Using the third slice element, we can skip every other element or simply reverse the list with a negative one. We can use a combination of these slice elements to specify how to carve a subset of data from the list:

>>> [0,1,2,3,4,5,6][::2]
[0, 2, 4, 6]
>>> [0,1,2,3,4,5,6][::-1]
[6, 5, 4, 3, 2, 1, 0]

Dictionaries

Dictionaries, otherwise known as dict, are another common Python data container. Unlike lists, this object does not add data in a linear fashion. Instead, data is stored as key and value pairs, where you can create and name unique keys to act as an index for stored values. It is important to note that, in Python 2, dictionaries do not preserve the order in which items are added to it. This is no longer true as of Python 3.6.5, though in general, we should not rely on the dict() object maintaining order for us. These objects are used heavily in forensic scripting, as they allow us to store data by name in a single object; otherwise, we may be left assigning a lot of new variables. By storing data in dictionaries, it is possible to have one variable contain very structured data.

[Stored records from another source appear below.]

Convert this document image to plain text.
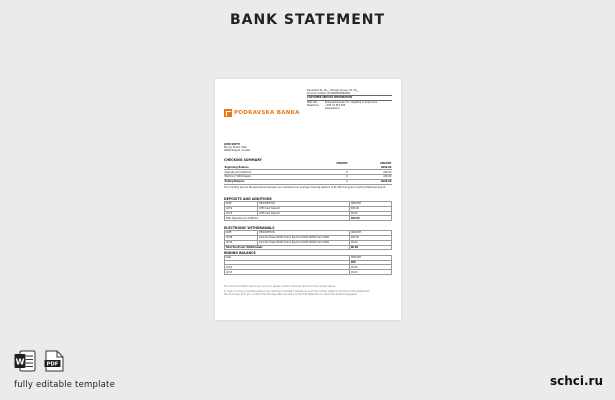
BANK STATEMENT
PODRAVSKA BANKA
December 01, 20__ through January 01, 20__
Account number: 00 0000000000000
CUSTOMER SERVICE INFORMATION
Web site:	Podravska banka d.d., Opatička 3, Koprivnica
Telephone:	+385 72 655 000
www.poba.hr
JOHN SMITH
00 Any Street, Town
00000 Zagreb, Croatia
CHECKING SUMMARY
	AMOUNT	AMOUNT
Beginning Balance		$000.00
Deposits and Additions	0	000.00
Electronic Withdrawals	0	000.00
Ending Balance	0	$000.00
Your monthly service fee was waived because you maintained an average checking balance of $1,500 during the monthly statement period.
DEPOSITS AND ADDITIONS
DATE	DESCRIPTION	AMOUNT
12/01	ATM Cash Deposit	000.00
12/15	ATM Cash Deposit	00.00
Total Deposits and Additions		000.00
ELECTRONIC WITHDRAWALS
DATE	DESCRIPTION	AMOUNT
12/08	Card Purchase 00/00 Online Payment 0000 00000 Card 0000	000.00
12/18	Card Purchase 00/00 Online Payment 0000 00000 Card 0000	00.00
Total Electronic Withdrawals		00.00
ENDING BALANCE
Date	AMOUNT
	000
12/01	00.00
12/15	00.00
For more information about your account, please contact customer service at the number above.
In case of errors or questions about your electronic transfers, telephone us at the number listed on the front of this statement.
We must hear from you no later than 60 days after we sent you the first statement on which the problem appeared.
W	PDF
fully editable template	schci.ru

We can define a dictionary by using curly braces ({}), where each key and value pair is delimited by a colon. Additionally, we can use the dict() class constructor to instantiate dictionary objects. Calling a value from a dictionary is accomplished by specifying the key in brackets following the dictionary object. If we supply a key that does not exist, we will receive a KeyError (notice that we have assigned our dictionary to a variable, a). While we have not introduced variables at this point, it is necessary to highlight some of the functions that are specific to dictionaries:

>>> type({'Key Lime Pie': 1, 'Blueberry Pie': 2})
<class 'dict'>
>>> dict((['key_1', 'value_1'],['key_2', 'value_2']))
{'key_1': 'value_1', 'key_2': 'value_2'}
>>> a = {'key1': 123, 'key2': 456}
>>> a['key1']
123

We can add or modify the value of a preexisting key in a dictionary by specifying a key and setting it equal to another object. We can remove objects using the pop() function, similar to the list pop() function, to remove an item in a dictionary by specifying its key instead of an index:

>>> a['key3'] = 789
>>> a
{'key1': 123, 'key2': 456, 'key3': 789}
>>> a.pop('key1')
123
>>> a
{'key2': 456, 'key3': 789}

The keys() and values() functions return a list of keys and values in the dictionary. We can use the items() function to return a list of tuples containing each key and value pair. These three functions are often used for conditionals and loops:

>>> a.keys()
dict_keys(['key2', 'key3'])
>>> a.values()
dict_values([456, 789])
>>> a.items()
dict_items([('key3', 789), ('key2', 456)])

Sets and tuples

Sets are similar to lists in that they contain a list of elements, though they must be unique items. With this, the elements must be immutable, meaning that the value must remain constant. For this, sets are best used on integers, strings, Boolean, floats, and tuples as elements. Sets do not index the elements, and therefore we cannot access the elements by their location in the set. Instead, we can access and remove elements through the use of the pop() method mentioned for the list method. Tuples are also similar to lists, though they are immutable. Built using parenthesis in lieu of brackets, elements do not have to be unique and of any data type:

>>> type(set([1, 4, 'asd', True]))
<class 'set'>
>>> g = set(["element1", "element2"])
>>> g
{'element1', 'element2'}
>>> g.pop()
'element2'
>>> g
{'element1'}
>>> tuple('foo')
('f', 'o' , 'o')
>>> ('b', 'a', 'r')
('b', 'a', 'r')
>>> ('Chapter1', 22)[0]
Chapter1
>>> ('Foo', 'Bar')[-1]
Bar

The important difference between a tuple and a list is that a tuple is immutable. This means that we cannot change a tuple object. Instead, we must replace the object completely or cast it to a list, which is mutable. This casting process is described in the next section. Replacing an object is very slow since the operation to add a value to a tuple is tuple = tuple + ('New value',), noting that the trailing comma is required to denote that this addition is a tuple.